In further developing the Daniels-verse, Andrews adds an intriguing eco-metaphor that involves using magic to claim land. This dynamic exerts a profound effect on Kate’s personal journey, and also comments on the reprehensible methods used by Europeans to “conquer” America. Our lousy behavior, it turns out, has rendered American soil uniquely vulnerable to being “claimed” by a powerful magician:
Each land has a people…Those who settle on it, those who are born and die on it, their bloodlines bonded to it for generations. Their bodies are buried within the soil, nourishing it. Their magic becomes rooted in it and grows from the land like a forest…Think of it [claiming] like farming…Before a farmer can use the land, he must clear the trees, remove their roots, dig out the boulders, and pull out the weeds. Very hard to do if the forest is old and strong and the trees have been growing for thousands of years…But here, we’ve done the farmer’s job for him. We killed the Native people of this land. There is no forest anymore. There are just saplings, families of settlers and immigrants, the oldest from the seventeenth century, but most even younger. Their bond to the land is weak. What you do to others always comes back to you and the balance is always restored. We committed genocide. We destroyed a people and now we have to pay the price for the terrible crimes we perpetrated. The land lies fallow without defenses. (107)
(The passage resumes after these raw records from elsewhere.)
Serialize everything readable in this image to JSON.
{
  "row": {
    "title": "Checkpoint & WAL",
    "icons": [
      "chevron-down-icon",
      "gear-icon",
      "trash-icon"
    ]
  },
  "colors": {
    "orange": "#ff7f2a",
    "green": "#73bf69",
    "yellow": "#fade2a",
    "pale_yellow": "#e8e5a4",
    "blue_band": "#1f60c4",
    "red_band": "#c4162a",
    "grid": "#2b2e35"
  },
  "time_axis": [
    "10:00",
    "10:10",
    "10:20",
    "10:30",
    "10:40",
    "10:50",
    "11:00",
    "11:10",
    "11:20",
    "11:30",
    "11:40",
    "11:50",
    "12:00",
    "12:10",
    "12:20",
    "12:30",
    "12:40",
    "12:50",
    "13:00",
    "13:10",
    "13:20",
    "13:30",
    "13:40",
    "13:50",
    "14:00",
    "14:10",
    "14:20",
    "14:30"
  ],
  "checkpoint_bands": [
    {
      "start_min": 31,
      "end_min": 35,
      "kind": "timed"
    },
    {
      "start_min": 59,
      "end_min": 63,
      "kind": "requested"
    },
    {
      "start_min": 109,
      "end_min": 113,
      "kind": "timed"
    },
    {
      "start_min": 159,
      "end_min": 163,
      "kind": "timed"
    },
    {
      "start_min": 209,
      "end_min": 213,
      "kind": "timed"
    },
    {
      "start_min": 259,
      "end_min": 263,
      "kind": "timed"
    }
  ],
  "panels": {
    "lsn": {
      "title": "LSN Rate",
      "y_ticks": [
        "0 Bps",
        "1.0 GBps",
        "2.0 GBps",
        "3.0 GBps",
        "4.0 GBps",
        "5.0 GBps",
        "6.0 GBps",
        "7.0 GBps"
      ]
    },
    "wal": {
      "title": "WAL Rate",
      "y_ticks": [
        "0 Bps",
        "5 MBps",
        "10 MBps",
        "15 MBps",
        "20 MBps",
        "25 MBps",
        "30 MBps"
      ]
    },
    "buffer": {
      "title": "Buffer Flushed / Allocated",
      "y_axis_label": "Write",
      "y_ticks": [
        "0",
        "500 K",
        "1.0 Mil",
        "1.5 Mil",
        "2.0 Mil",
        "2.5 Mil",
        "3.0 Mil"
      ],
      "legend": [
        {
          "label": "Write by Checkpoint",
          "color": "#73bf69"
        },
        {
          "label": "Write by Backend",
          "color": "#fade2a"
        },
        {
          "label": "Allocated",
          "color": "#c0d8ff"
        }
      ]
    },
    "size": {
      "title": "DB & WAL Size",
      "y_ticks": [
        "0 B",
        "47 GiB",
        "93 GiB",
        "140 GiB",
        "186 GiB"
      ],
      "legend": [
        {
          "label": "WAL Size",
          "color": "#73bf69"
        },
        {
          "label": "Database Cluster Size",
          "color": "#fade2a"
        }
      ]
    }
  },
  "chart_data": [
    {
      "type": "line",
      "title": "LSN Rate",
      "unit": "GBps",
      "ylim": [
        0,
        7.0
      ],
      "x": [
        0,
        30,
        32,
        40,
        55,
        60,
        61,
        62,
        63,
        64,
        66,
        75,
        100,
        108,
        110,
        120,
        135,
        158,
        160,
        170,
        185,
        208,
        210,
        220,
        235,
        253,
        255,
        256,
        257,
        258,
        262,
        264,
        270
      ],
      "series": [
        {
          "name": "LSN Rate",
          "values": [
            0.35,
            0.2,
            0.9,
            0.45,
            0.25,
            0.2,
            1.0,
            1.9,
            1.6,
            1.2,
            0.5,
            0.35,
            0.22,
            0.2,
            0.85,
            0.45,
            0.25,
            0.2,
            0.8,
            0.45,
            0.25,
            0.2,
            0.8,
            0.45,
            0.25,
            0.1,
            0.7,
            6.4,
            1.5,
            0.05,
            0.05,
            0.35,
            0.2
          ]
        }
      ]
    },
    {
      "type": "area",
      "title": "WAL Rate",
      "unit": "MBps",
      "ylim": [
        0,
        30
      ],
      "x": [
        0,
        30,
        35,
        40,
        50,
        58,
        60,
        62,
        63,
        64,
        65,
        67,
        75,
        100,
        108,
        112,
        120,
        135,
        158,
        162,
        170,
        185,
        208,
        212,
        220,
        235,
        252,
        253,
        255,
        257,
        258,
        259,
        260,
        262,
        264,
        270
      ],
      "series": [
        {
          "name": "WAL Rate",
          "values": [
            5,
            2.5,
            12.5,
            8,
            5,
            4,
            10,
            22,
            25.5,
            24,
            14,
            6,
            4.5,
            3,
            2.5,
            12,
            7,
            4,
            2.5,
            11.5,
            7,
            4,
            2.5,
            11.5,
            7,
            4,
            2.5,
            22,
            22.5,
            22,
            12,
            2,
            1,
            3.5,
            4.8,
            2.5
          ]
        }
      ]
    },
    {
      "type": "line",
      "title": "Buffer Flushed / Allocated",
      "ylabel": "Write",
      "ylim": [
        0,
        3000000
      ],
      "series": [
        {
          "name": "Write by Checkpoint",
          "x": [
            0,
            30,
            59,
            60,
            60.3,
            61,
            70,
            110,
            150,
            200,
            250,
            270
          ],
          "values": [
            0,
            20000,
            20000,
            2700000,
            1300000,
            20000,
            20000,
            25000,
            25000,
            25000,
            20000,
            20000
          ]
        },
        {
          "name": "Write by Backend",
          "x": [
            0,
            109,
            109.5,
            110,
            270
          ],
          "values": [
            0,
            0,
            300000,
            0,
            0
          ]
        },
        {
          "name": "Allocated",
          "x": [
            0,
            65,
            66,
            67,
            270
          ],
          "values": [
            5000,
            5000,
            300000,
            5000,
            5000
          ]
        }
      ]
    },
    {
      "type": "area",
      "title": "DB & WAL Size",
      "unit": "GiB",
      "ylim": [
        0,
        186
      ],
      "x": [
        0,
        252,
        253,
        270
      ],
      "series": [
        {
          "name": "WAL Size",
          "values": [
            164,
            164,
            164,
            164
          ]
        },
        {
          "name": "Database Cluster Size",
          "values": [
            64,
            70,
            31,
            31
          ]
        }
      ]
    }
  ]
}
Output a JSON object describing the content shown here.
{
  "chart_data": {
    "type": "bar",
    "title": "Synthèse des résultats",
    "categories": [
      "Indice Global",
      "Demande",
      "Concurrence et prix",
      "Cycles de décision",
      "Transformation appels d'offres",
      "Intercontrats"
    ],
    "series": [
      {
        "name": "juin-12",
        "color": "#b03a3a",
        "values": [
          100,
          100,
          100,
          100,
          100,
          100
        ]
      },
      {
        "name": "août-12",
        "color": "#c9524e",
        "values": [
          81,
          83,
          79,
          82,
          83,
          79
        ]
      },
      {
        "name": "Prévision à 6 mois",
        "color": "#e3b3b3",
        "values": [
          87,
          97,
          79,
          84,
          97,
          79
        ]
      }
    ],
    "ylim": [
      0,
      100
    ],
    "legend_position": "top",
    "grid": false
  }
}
This idea is more than a clever twist on American history; it’s also something of a love letter to the rebirth of localism. Kate and her companions have always had a special affinity for their magic-torn version of Atlanta––a strong sense of place that makes them willing to risk their lives over and over to defend their homeland. Since technology no longer works the way it used to, the need for local products, connections, and geographical knowledge––for real community––suddenly re-emerges from the penumbra of a world where everyone was “connected” but nobody was truly “at home”. I am smitten with this theme and can’t wait to see where it will lead next.
The last thing I want to rave about is Andrews’s decision to conclude this book with a genuinely moving statement about the true purpose of power. The message is clear: if you have worked hard to amass power and yet cannot utilize that power to defend your loved ones, what good is it? Given the embarrassing dearth of “intelligent abdication” narratives in modern media, this is a deeply satisfying breath of fresh air.
When I began this series, I honestly did not expect to get this far, and now find myself rushing through this review so I can crack open Book 8 like some spell-starved mage jonesing for a magic wave. Ilona Andrews has developed something truly special.